Many obstacles remain, particularly given India’s history of bureaucracy, excessive financial leverage and loss-making, subsidised discoms, but Adani in particular is buying in to the transformation.

Key elements of Adani’s strategic pivot include:

  • A demerger of Adani Ports and Adani Power from Adani Enterprises to simplify the Adani Group structure and improve the transparency and free float of three of the listed entities;
  • Adani Enterprises’ plan to move into upstream solar module manufacturing and into downstream solar project development. These include a proposed US$4bn solar manufacturing joint venture with Sun Edison and a 10GW solar park in Rajasthan in joint venture with the Rajasthan government;
  • Adani Enterprises’ aim to separately list Adani Transmissions after several years of heavy capital investment; and
  • Adani Ports’ continued heavy investment in its strongly performing Indian ports operation, undertaking a series of acquisitions and greenfield terminal developments to position the group to best advantage it for the expected acceleration in economic activity across India.

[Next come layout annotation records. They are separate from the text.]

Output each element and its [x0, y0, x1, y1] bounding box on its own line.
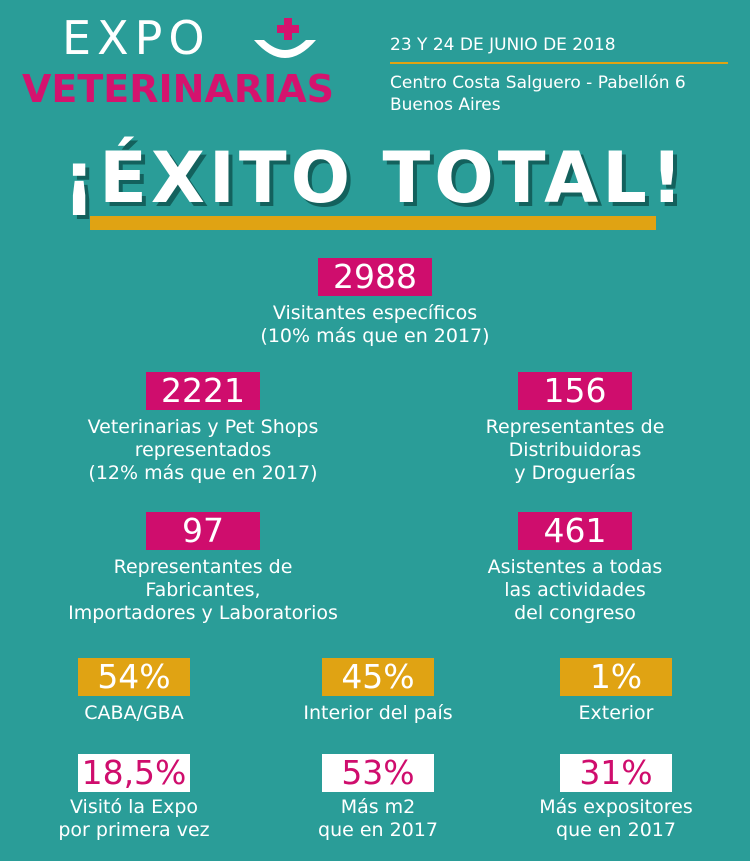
stat-expositores-label: Más expositores que en 2017 [539, 796, 693, 841]
stat-primera-vez-badge: 18,5% [78, 754, 190, 792]
stat-primera-vez-label: Visitó la Expo por primera vez [58, 796, 210, 841]
stat-distribuidoras-badge: 156 [518, 372, 632, 410]
logo-veterinarias-text: VETERINARIAS [22, 67, 335, 111]
title-underline [90, 216, 656, 230]
stat-veterinarias-badge: 2221 [146, 372, 260, 410]
event-date: 23 Y 24 DE JUNIO DE 2018 [390, 35, 616, 55]
stat-m2-badge: 53% [322, 754, 434, 792]
stat-m2-label: Más m2 que en 2017 [318, 796, 438, 841]
stat-caba-badge: 54% [78, 658, 190, 696]
logo-expo-text: EXPO [62, 11, 211, 65]
stat-exterior-badge: 1% [560, 658, 672, 696]
page-title: ¡ÉXITO TOTAL! [63, 137, 687, 219]
stat-interior-label: Interior del país [303, 702, 453, 724]
venue-line: Centro Costa Salguero - Pabellón 6 [390, 73, 686, 93]
stat-distribuidoras-label: Representantes de Distribuidoras y Drogu… [485, 416, 665, 484]
stat-expositores-badge: 31% [560, 754, 672, 792]
stat-interior-badge: 45% [322, 658, 434, 696]
stat-visitantes-badge: 2988 [318, 258, 432, 296]
stat-asistentes-badge: 461 [518, 512, 632, 550]
stat-exterior-label: Exterior [578, 702, 654, 724]
stat-visitantes-label: Visitantes específicos (10% más que en 2… [260, 302, 490, 347]
venue-city: Buenos Aires [390, 95, 501, 115]
bowl-with-cross-icon [254, 18, 316, 58]
stat-caba-label: CABA/GBA [84, 702, 184, 724]
header-divider [390, 62, 728, 64]
stat-veterinarias-label: Veterinarias y Pet Shops representados (… [87, 416, 319, 484]
stat-fabricantes-label: Representantes de Fabricantes, Importado… [68, 556, 338, 624]
stat-fabricantes-badge: 97 [146, 512, 260, 550]
stat-asistentes-label: Asistentes a todas las actividades del c… [487, 556, 663, 624]
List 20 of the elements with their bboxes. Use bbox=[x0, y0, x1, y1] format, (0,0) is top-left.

While Adani Enterprise’s bidding in the current Indian coal deposit auctions marks Adani’s move into domestic Indian coal mining, Minister Goyal’s plan to cease thermal coal imports and diversify the electricity sector away from coal in total raises significant questions over any remaining strategic rationale to invest US$10bn in the company’s Carmichael coal project in the Galilee Basin of Australia.

“Overall, the restructure increases free float, transparency and simplicity,” said Buckley. “This is a positive in terms of enhancing the equity market value and has been reflected in the significant outperformance of Adani Enterprises relative to the Indian equity market in the first three months of 2015.”

“However, driven by structural changes in both the Indian electricity market and the global seaborne thermal coal sector, Carmichael is already a stranded asset in the making. With Adani Enterprise’s post-restructure market capitalisation of US$2.5bn – equating to an 80% reduction – attracting finance for the Australian mine proposal looks increasingly remote,” Buckley said.

“Furthermore, post-restructure, Adani Enterprises does not own or control any coal-fired power plants and as such will no longer be a vertically integrated coal-to-electricity company. As a consequence, the board of each company has a fiduciary duty to represent their own unique shareholders and will require arms length transactions by the separate and independent listed companies.”

“In addition, with Adani Enterprises also focusing on two major new solar proposals costing US$9bn, Adani Enterprises financing will be constrained and hence Carmichael will likely be collateral damage.”